Madrid es el territorio con las tasas de segregación escolar más altas del mundo, tanto en Primaria como en Secundaria

Pero si la situación española es mala, el caso paradigmático se da en la Comunidad de Madrid. Lidera los territorios del mundo con el mayor índice de segregación educativa de alumnos de rentas bajas. En Primaria solo le supera Turquía y en la ESO, donde la comparación es entre 80 países, está justo en la cola, solo empeorado por Chile.

Pero lo peor es que mientras España mejoraba su comparativa internacional en centros de ESO entre 2015 y 2018 un 9%, en Madrid la segregación en la misma etapa creció un 11%. Es, de hecho, la única autonomía junto al País Vasco con una tasa de segregación en ESO superior a la media española. En el caso de Euskadi es por un escaso margen. No así en Madrid, donde el grado de desigualdad entre centros es un 40% mayor a la media. Las comunidades con menos centros ‘gueto’ son la La Rioja y Cantabria, con tasas similares a los territorios más igualitarios, los países nórdicos y Canadá.

Reserva de plazas

El análisis, dirigido por Lucas Gortazar y Álvaro Ferrer, lanza una batería de propuestas para reducir de forma drástica la segregación socioeconómica y sus riesgos.

Pretenden que, sin renunciar a la libre elección de centro por los padres, el sistema se corrija con la igualdad de oportunidades de las familias para ejercer esa libertad. Varias de sus propuestas ya están incluidas en la Lomloe, la recién aprobada ley educativa, que aún da sus primeros pasos.

Consideran indispensable aumentar los criterios socioeconómicos (baja renta y formación familiar) en el peso de la puntuación que da acceso a un centro, al tiempo que se eliminan otros discrecionales como el haber tenido un familiar antiguo alumno. También ven necesario hacer una reserva de plazas en los centros para alumnos desfavorecidos ajustada a la composición social del entorno, aumentar la financiación a los colegios ‘gueto’ o con exceso de alumnado vulnerable (para mejorar el acompañamiento y los refuerzos), y modificar el algoritmo de asignación de plazas para hacer «más justo» el proceso de elección de centro.

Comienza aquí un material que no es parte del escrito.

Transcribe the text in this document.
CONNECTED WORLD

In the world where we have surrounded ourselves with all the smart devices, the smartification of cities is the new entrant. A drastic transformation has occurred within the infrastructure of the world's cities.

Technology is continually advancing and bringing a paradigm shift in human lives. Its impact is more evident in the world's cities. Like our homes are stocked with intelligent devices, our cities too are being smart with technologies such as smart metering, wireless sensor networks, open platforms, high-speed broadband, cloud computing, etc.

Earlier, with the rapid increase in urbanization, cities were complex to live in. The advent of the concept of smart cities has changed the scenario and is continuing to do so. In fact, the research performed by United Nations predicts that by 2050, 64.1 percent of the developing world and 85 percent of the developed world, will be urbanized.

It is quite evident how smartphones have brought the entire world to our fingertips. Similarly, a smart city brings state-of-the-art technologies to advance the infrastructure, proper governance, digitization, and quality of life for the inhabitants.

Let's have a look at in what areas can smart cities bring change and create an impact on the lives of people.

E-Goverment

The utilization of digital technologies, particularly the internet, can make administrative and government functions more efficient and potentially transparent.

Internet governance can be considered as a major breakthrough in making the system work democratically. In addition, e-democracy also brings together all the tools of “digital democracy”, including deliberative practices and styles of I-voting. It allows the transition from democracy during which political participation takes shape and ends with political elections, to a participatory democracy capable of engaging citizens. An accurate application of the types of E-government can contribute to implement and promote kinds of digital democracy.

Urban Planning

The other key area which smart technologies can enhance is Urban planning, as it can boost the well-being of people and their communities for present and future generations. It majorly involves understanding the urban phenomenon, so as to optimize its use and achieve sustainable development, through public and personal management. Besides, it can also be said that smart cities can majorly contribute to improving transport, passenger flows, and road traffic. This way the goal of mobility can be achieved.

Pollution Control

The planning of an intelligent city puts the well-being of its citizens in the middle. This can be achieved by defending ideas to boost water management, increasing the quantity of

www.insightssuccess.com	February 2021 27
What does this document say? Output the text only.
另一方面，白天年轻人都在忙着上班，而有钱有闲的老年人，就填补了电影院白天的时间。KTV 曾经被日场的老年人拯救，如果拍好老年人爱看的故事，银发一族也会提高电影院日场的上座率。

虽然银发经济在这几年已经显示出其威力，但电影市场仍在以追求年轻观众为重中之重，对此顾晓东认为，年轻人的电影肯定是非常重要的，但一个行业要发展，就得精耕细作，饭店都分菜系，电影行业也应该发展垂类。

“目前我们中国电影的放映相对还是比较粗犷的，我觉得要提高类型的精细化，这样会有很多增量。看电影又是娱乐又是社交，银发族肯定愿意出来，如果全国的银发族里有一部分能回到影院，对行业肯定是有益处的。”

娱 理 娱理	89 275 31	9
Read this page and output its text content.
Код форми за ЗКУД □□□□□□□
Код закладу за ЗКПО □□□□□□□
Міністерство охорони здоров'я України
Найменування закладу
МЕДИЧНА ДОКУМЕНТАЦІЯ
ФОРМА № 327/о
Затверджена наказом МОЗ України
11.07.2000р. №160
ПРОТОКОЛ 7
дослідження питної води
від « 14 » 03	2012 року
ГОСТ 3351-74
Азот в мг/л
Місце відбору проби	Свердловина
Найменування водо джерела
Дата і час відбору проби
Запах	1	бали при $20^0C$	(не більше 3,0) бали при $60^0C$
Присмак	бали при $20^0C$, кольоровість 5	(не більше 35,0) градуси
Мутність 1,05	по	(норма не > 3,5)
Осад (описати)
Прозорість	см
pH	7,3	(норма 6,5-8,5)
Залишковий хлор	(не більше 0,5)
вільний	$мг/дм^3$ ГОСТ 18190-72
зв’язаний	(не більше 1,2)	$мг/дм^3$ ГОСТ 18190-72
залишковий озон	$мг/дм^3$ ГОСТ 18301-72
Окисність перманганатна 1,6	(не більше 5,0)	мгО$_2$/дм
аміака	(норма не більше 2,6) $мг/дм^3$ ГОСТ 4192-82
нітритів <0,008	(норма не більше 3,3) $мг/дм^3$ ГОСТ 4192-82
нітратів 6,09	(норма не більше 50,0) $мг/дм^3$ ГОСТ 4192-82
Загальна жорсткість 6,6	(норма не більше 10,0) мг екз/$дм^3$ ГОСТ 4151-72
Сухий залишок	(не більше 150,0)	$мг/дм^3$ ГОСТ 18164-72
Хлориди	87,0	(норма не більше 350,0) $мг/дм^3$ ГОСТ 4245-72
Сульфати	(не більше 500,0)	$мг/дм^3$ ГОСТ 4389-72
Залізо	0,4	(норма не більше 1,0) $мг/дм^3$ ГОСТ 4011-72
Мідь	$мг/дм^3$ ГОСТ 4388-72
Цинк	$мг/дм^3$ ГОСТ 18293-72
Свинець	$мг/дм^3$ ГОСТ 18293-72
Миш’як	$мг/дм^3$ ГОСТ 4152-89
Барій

Otras mejoras que recomiendan son cambiar el sistema de gestión de la «matrícula viva», los alumnos que llegan con el curso ya empezado, muchos extranjeros y con bajos ingresos que se suelen enviar a centros que ya padecen segregación, pero que tienen más plazas libres.

También creen preciso mejorar la información y el acompañamiento de las familias en el proceso de elección, y aumentar la financiación a los centros concertados -para acercar la subvención al coste real de la enseñanza- al tiempo que se impide que estos colegios cobren cuotas, lo que limita mucho las posibilidades de elección para las rentas bajas.